Mrs. Costa Pedro said the children were admitted with vomiting, diarrhea and fever. Those symptoms are typical of malaria and many other tropical diseases. But after October, the death rate went up from three to five children a week to three to five a day, she said, and many died bleeding from the mouth or other orifices.
"We were very, very upset," she said. "We didn't have any way to help the patients, and we couldn't discover who brought here this sickness."
When national authorities failed to respond to requests for more tests, Dr. Alexandre took to the radio. In February, he announced that he suspected an outbreak of hemorrhagic fever in Uíge.
Now, he said, he has been cast as a scapegoat. Traditional leaders, he said, circulated rumors that he had used witchcraft to create the virus in hopes of winning a job promotion, a charge that can carry substantial weight in a region where deep superstitions blend seamlessly with modern beliefs. He was dismissed as hospital director.
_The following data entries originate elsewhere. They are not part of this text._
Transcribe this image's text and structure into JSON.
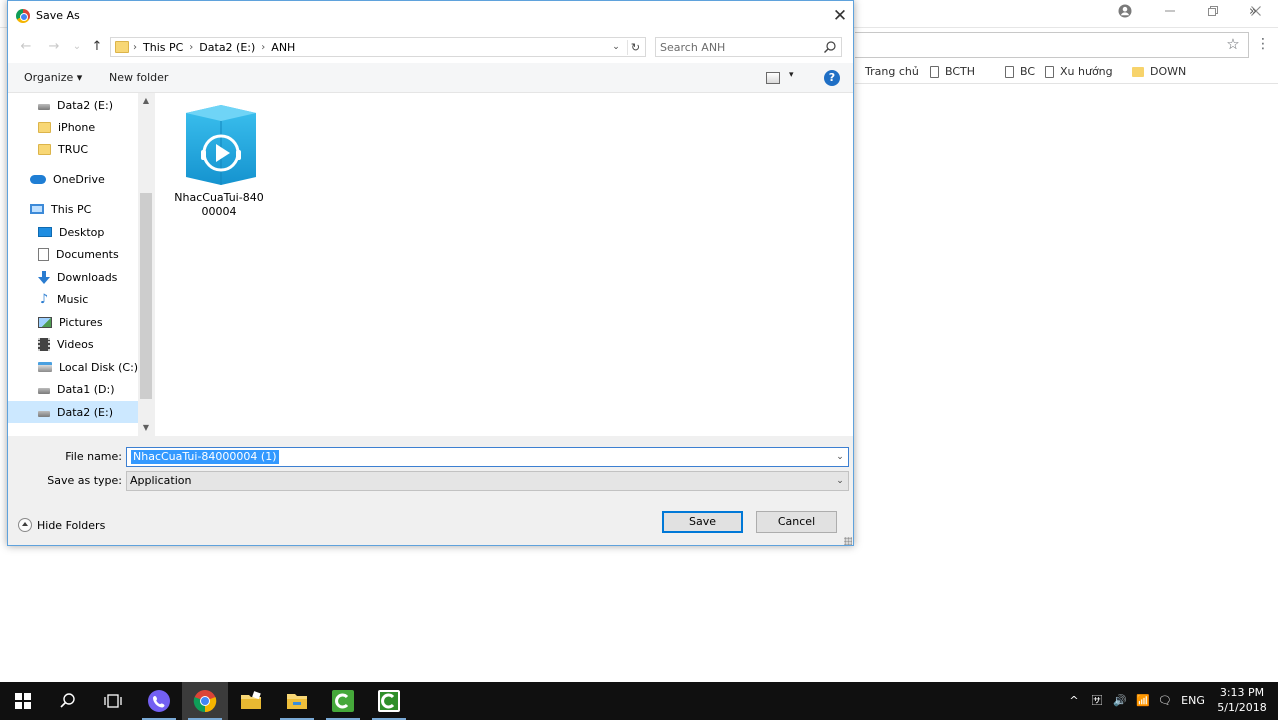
{
  "browser": {
    "menu_glyph": "⋮",
    "more_glyph": "»",
    "bookmarks": [
      {
        "label": "Trang chủ",
        "icon": "none"
      },
      {
        "label": "BCTH",
        "icon": "page-icon"
      },
      {
        "label": "BC",
        "icon": "page-icon"
      },
      {
        "label": "Xu hướng",
        "icon": "page-icon"
      },
      {
        "label": "DOWN",
        "icon": "folder-icon"
      }
    ]
  },
  "dialog": {
    "title": "Save As",
    "close_glyph": "✕",
    "nav": {
      "back": "←",
      "forward": "→",
      "recent": "⌄",
      "up": "↑"
    },
    "breadcrumb": [
      "This PC",
      "Data2 (E:)",
      "ANH"
    ],
    "breadcrumb_sep": "›",
    "dropdown_glyph": "⌄",
    "refresh_glyph": "↻",
    "search_placeholder": "Search ANH",
    "toolbar": {
      "organize": "Organize ▾",
      "new_folder": "New folder",
      "view_drop": "▾",
      "help": "?"
    },
    "nav_items": [
      {
        "label": "Data2 (E:)",
        "icon": "drive-icon",
        "indent": "sub"
      },
      {
        "label": "iPhone",
        "icon": "folder-icon",
        "indent": "sub"
      },
      {
        "label": "TRUC",
        "icon": "folder-icon",
        "indent": "sub"
      },
      {
        "label": "OneDrive",
        "icon": "onedrive-icon",
        "indent": "top"
      },
      {
        "label": "This PC",
        "icon": "computer-icon",
        "indent": "top"
      },
      {
        "label": "Desktop",
        "icon": "desktop-icon",
        "indent": "sub"
      },
      {
        "label": "Documents",
        "icon": "documents-icon",
        "indent": "sub"
      },
      {
        "label": "Downloads",
        "icon": "downloads-icon",
        "indent": "sub"
      },
      {
        "label": "Music",
        "icon": "music-icon",
        "indent": "sub"
      },
      {
        "label": "Pictures",
        "icon": "pictures-icon",
        "indent": "sub"
      },
      {
        "label": "Videos",
        "icon": "videos-icon",
        "indent": "sub"
      },
      {
        "label": "Local Disk (C:)",
        "icon": "local-disk-icon",
        "indent": "sub"
      },
      {
        "label": "Data1 (D:)",
        "icon": "drive-icon",
        "indent": "sub"
      },
      {
        "label": "Data2 (E:)",
        "icon": "drive-icon",
        "indent": "sub",
        "selected": true
      }
    ],
    "scroll": {
      "up": "▲",
      "down": "▼"
    },
    "files": [
      {
        "name": "NhacCuaTui-84000004",
        "label_line1": "NhacCuaTui-840",
        "label_line2": "00004",
        "icon": "nhaccuatui-app-icon",
        "color": "#22a9e1"
      }
    ],
    "file_name_label": "File name:",
    "file_name_value": "NhacCuaTui-84000004 (1)",
    "save_type_label": "Save as type:",
    "save_type_value": "Application",
    "hide_folders": "Hide Folders",
    "save_button": "Save",
    "cancel_button": "Cancel"
  },
  "taskbar": {
    "tray": {
      "caret": "^",
      "ime": "🈂",
      "volume": "🔊",
      "network": "📶",
      "notify": "🗨",
      "language": "ENG"
    },
    "clock_time": "3:13 PM",
    "clock_date": "5/1/2018"
  },
  "colors": {
    "accent": "#0078d7",
    "selection": "#3399ff",
    "nav_selected": "#cce8ff",
    "taskbar": "#101010"
  }
}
His aunt was beaten by angry residents, he said. Last week, national authorities sent a helicopter to carry him and his family to Luanda.
The radio broadcast did, however, provoke the national Health Ministry to send a team to Uíge in early March. The World Health Organization quickly followed.
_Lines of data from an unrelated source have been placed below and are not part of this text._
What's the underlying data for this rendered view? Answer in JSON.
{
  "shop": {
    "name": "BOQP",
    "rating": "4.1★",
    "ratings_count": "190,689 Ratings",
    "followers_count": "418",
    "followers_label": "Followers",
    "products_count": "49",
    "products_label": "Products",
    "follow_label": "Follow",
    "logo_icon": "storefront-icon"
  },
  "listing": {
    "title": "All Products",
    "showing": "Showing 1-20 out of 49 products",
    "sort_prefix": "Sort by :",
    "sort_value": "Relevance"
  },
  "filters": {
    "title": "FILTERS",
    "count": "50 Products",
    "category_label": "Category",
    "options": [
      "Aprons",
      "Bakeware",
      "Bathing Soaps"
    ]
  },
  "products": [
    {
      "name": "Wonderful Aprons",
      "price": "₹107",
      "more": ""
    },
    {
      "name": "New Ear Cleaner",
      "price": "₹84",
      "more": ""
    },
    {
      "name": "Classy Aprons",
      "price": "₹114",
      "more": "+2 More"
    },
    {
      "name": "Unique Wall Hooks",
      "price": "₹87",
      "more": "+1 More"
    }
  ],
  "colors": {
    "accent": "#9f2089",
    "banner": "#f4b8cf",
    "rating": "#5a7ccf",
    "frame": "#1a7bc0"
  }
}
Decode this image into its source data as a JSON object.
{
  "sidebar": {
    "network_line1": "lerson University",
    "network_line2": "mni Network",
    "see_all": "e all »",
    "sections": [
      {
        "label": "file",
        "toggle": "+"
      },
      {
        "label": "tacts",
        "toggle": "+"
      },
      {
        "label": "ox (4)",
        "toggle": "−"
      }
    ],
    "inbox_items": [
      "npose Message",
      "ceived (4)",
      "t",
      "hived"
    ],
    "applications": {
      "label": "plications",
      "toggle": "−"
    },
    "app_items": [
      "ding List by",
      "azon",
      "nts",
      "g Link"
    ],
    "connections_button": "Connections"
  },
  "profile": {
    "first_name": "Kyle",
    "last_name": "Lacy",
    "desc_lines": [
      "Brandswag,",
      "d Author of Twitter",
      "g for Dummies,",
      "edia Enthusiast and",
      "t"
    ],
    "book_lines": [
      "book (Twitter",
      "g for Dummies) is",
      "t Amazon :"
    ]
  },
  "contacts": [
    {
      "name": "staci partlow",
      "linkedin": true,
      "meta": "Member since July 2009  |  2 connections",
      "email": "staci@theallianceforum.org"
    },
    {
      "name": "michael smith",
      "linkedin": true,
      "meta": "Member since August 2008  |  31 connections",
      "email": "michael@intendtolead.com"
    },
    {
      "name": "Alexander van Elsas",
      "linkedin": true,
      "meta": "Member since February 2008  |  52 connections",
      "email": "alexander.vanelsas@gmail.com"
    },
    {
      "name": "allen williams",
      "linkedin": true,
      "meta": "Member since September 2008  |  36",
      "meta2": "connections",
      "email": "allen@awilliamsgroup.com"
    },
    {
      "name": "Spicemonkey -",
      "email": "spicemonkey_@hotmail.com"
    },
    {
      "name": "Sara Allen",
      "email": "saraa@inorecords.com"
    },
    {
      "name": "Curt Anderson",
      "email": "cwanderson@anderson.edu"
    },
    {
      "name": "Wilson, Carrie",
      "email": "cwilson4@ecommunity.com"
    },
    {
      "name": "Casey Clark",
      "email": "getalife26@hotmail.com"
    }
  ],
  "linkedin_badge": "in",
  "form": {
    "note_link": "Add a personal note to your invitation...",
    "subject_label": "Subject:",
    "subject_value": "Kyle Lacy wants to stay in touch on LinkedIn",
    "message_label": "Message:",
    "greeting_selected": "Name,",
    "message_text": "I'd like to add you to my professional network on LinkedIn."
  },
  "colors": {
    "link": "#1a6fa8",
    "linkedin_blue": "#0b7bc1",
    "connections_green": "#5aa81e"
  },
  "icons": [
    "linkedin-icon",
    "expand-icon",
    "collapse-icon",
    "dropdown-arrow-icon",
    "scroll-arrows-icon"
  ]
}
Dr. Bonino gave the arriving teams a list of 39 suspected cases of hemorrhagic fever. The investigators found two dozen more. New samples were flown to Atlanta.
On March 21, 9 of 12 came back positive.
Less than a week later, Dr. Bonino died of Marburg virus. Fourteen nurses and a Vietnamese surgeon who worked at the hospital have also died. The surgeon was probably infected while performing an autopsy on a Marburg victim, Dr. Pisani said.
This Marburg outbreak is very frightening and needs to be dealt with more effectively. California Yankee has been posting about the Angolan Marburg outbreak since March 16th. the posts are indexed here. I don't understand why the outbreak isn't getting more coverage why there hasn't been a more effective international response. Until there is a more effective response the death toll will keep rising.
South Africa's News24.com reports that the death toll is now over 200:
The death toll from the Marburg virus epidemic in Angola rose to 235 on Sunday with about 500 people under surveillance after coming in contact with the Ebola-like virus, the health ministry and the World Health Organisation said.